From this month a new global framework governing texture modified foods will come into operation in the UK.

The IDDSI (International Dysphagia Diet Standardisation Initiative) framework is a worldwide initiative which aims to improve the lives of over 590million people living with dysphagia.

The framework aims to improve clinical safety and efficiency by standardising the terminology and consistency of different food providers in order to reduce risk.

It consists of a continuum of eight levels (0-7) and includes descriptors, testing methods and evidence for both drink thickness and food texture levels.

Catherine Rabess, specialist nutrition support dietician for the NHS and media spokesperson for the British Dietetic Association, explains: “The new framework will ensure that patients are receiving the appropriate texture modified diet. The terminology had changed over the years and had become quite confusing, the result being that there had been problems with clients not receiving the correct food and becoming quite poorly or experiencing choking episodes.

“It’s a huge change. From a dietetic point of view, it’s really important that chefs ensure that the food looks palatable and appetising, and, if possible, use moulds. It needs to be full of flavour and have a range of colours as this will stimulate the tastebuds and saliva glands.”

The National Association of Care Catering (NACC) is fully supporting IDDSI.

National chair Neel Radia commented: “An internationally recognised framework that defines texture modified foods and thickened liquids is essential for global consistency and the safeguarding of individuals with dysphagia, whatever their age, culture or care setting.

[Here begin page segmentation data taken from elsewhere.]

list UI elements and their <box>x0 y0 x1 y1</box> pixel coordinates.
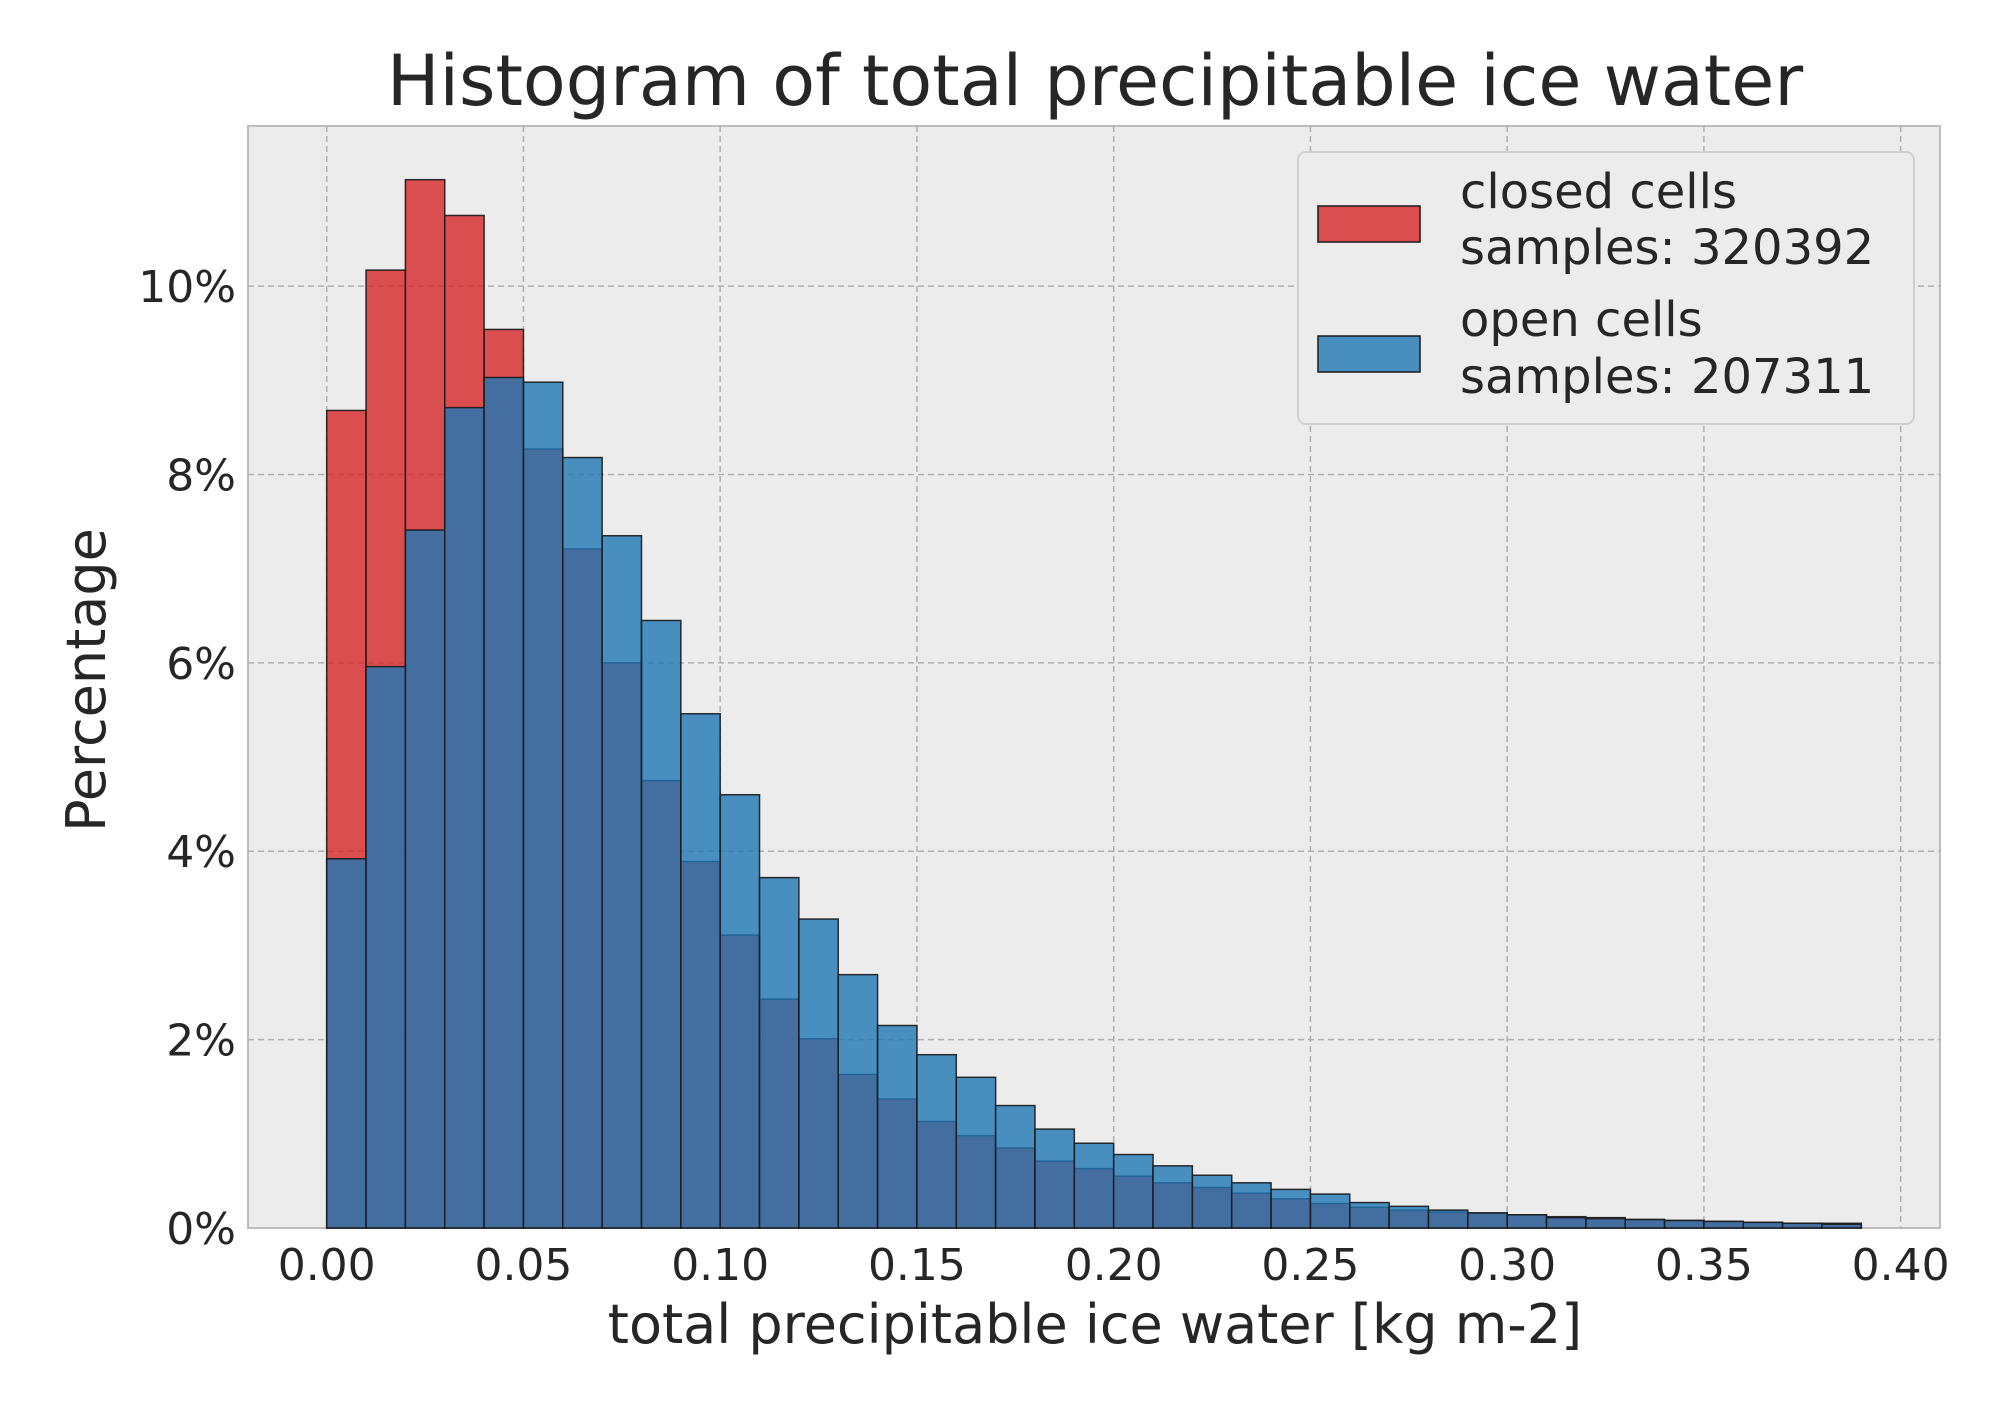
bar-open-cells <box>994 1104 1036 1229</box>
bar-open-cells <box>1073 1142 1115 1229</box>
bar-open-cells <box>1624 1218 1666 1229</box>
x-tick-label: 0.00 <box>278 1240 376 1291</box>
legend: closed cells samples: 320392 open cells … <box>1297 151 1915 425</box>
bar-open-cells <box>404 529 446 1229</box>
x-tick-label: 0.25 <box>1261 1240 1359 1291</box>
y-tick-label: 10% <box>138 262 236 313</box>
bar-open-cells <box>483 376 525 1229</box>
x-tick-label: 0.10 <box>671 1240 769 1291</box>
bar-open-cells <box>1388 1205 1430 1229</box>
x-tick-label: 0.30 <box>1458 1240 1556 1291</box>
legend-label-open-cells: open cells <box>1460 292 1703 348</box>
bars-group <box>325 178 1863 1229</box>
y-axis-ticks: 0% 2% 4% 6% 8% 10% <box>138 262 236 1255</box>
x-axis-label: total precipitable ice water [kg m-2] <box>608 1293 1582 1356</box>
bar-open-cells <box>1781 1222 1823 1229</box>
bar-open-cells <box>1585 1217 1626 1229</box>
x-tick-label: 0.05 <box>474 1240 572 1291</box>
x-axis-ticks: 0.00 0.05 0.10 0.15 0.20 0.25 0.30 0.35 0.40 <box>278 1240 1950 1291</box>
bar-open-cells <box>1034 1128 1076 1229</box>
bar-open-cells <box>1309 1193 1351 1229</box>
bar-open-cells <box>1742 1221 1784 1229</box>
bar-open-cells <box>1152 1165 1194 1229</box>
legend-samples-closed-cells: samples: 320392 <box>1460 220 1874 276</box>
bar-open-cells <box>1349 1201 1390 1229</box>
legend-swatch-open-cells <box>1317 335 1421 373</box>
bar-open-cells <box>1821 1223 1863 1229</box>
bar-open-cells <box>798 918 839 1229</box>
bar-open-cells <box>365 665 407 1229</box>
y-tick-label: 8% <box>166 450 236 501</box>
bar-open-cells <box>1467 1212 1508 1229</box>
y-axis-label: Percentage <box>55 528 118 832</box>
bar-open-cells <box>916 1053 958 1229</box>
y-tick-label: 0% <box>166 1204 236 1255</box>
x-tick-label: 0.20 <box>1065 1240 1163 1291</box>
bar-open-cells <box>640 619 682 1229</box>
bar-open-cells <box>562 456 603 1229</box>
bar-open-cells <box>876 1024 918 1229</box>
legend-label-closed-cells: closed cells <box>1460 164 1737 220</box>
bar-open-cells <box>325 858 367 1229</box>
x-tick-label: 0.35 <box>1655 1240 1753 1291</box>
bar-open-cells <box>443 406 485 1229</box>
y-tick-label: 4% <box>166 827 236 878</box>
y-tick-label: 2% <box>166 1016 236 1067</box>
bar-open-cells <box>719 793 761 1229</box>
bar-open-cells <box>758 876 800 1229</box>
y-tick-label: 6% <box>166 639 236 690</box>
bar-open-cells <box>955 1076 997 1229</box>
x-tick-label: 0.15 <box>868 1240 966 1291</box>
bar-open-cells <box>680 712 721 1229</box>
legend-swatch-closed-cells <box>1317 205 1421 243</box>
bar-open-cells <box>837 973 879 1229</box>
bar-open-cells <box>1230 1182 1272 1229</box>
bar-open-cells <box>522 381 564 1229</box>
bar-open-cells <box>1191 1174 1233 1229</box>
bar-open-cells <box>601 534 643 1229</box>
legend-frame <box>1297 151 1915 425</box>
bar-open-cells <box>1506 1214 1548 1229</box>
chart-title: Histogram of total precipitable ice wate… <box>387 40 1803 122</box>
bar-open-cells <box>1112 1153 1154 1229</box>
bar-open-cells <box>1663 1219 1705 1229</box>
series-open-cells <box>325 376 1863 1229</box>
bar-open-cells <box>1270 1188 1312 1229</box>
x-tick-label: 0.40 <box>1852 1240 1950 1291</box>
bar-open-cells <box>1703 1220 1745 1229</box>
legend-samples-open-cells: samples: 207311 <box>1460 349 1874 405</box>
bar-open-cells <box>1545 1216 1587 1229</box>
bar-open-cells <box>1427 1209 1469 1229</box>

“We’re supporting our members and the care catering sector to prepare for roll out. The NACC Training and Development Forum 2018 had a workshop dedicated to IDDSI, our Training Academy is providing specific IDDSI training and our website is regularly updated with the latest information. We urge everyone to use the resources available to them in readiness for implementation.”

Case Study : 

Allan Brazier is the director of hospitality services at brighterkind, a residential care provider with 70 care homes in its portfolio. brighterkind started planning for IDDSI 12 months ago and welcomes the new framework.

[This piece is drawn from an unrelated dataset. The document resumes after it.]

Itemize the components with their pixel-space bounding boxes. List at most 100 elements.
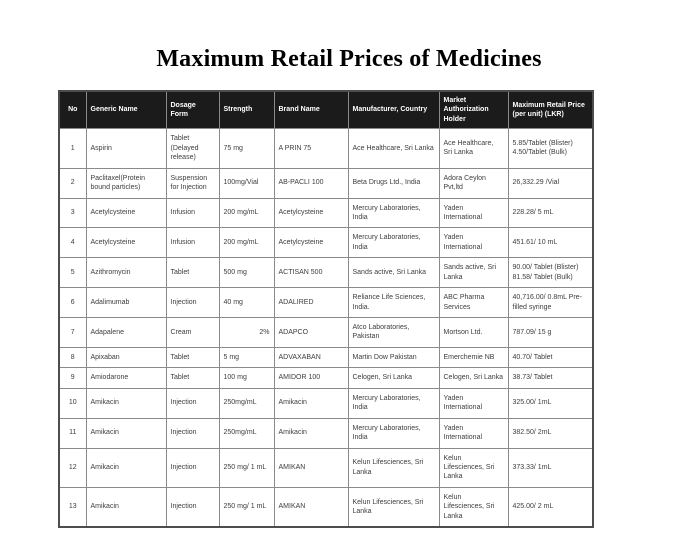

“We realise how important it is that all of our residents can enjoy the same quality meals and dining experience, and we have revised all of our textured modified meals training to incorporate the new terminology. Within care homes there is still the potential for the current national descriptors to be confused with older terms, whereby lots of residents can potentially be classed as being on a “soft diet’. To have the opportunity to launch these new guidelines is a fantastic opportunity for brighterkind to get all of our team members to a better level of understanding.

“We’re very lucky to have Liz Brinksman who is a dedicated person out in the business training texture-modified diet training, and having a defined date for implementation gave us something to get behind and work towards. It was a great opportunity to re-focus everyone’s minds on texture-modified foods.

“We organised 10 roadshows with interactive training sessions with the intention of having at least three IDDSI champions in every care home, and have produced our own training videos and pocket guide for team members to use.

“From this month (April) our plan is to amalgamate these videos for everyone joining the business so that everyone will have an awareness of IDDSI as part of their induction to brighterkind.”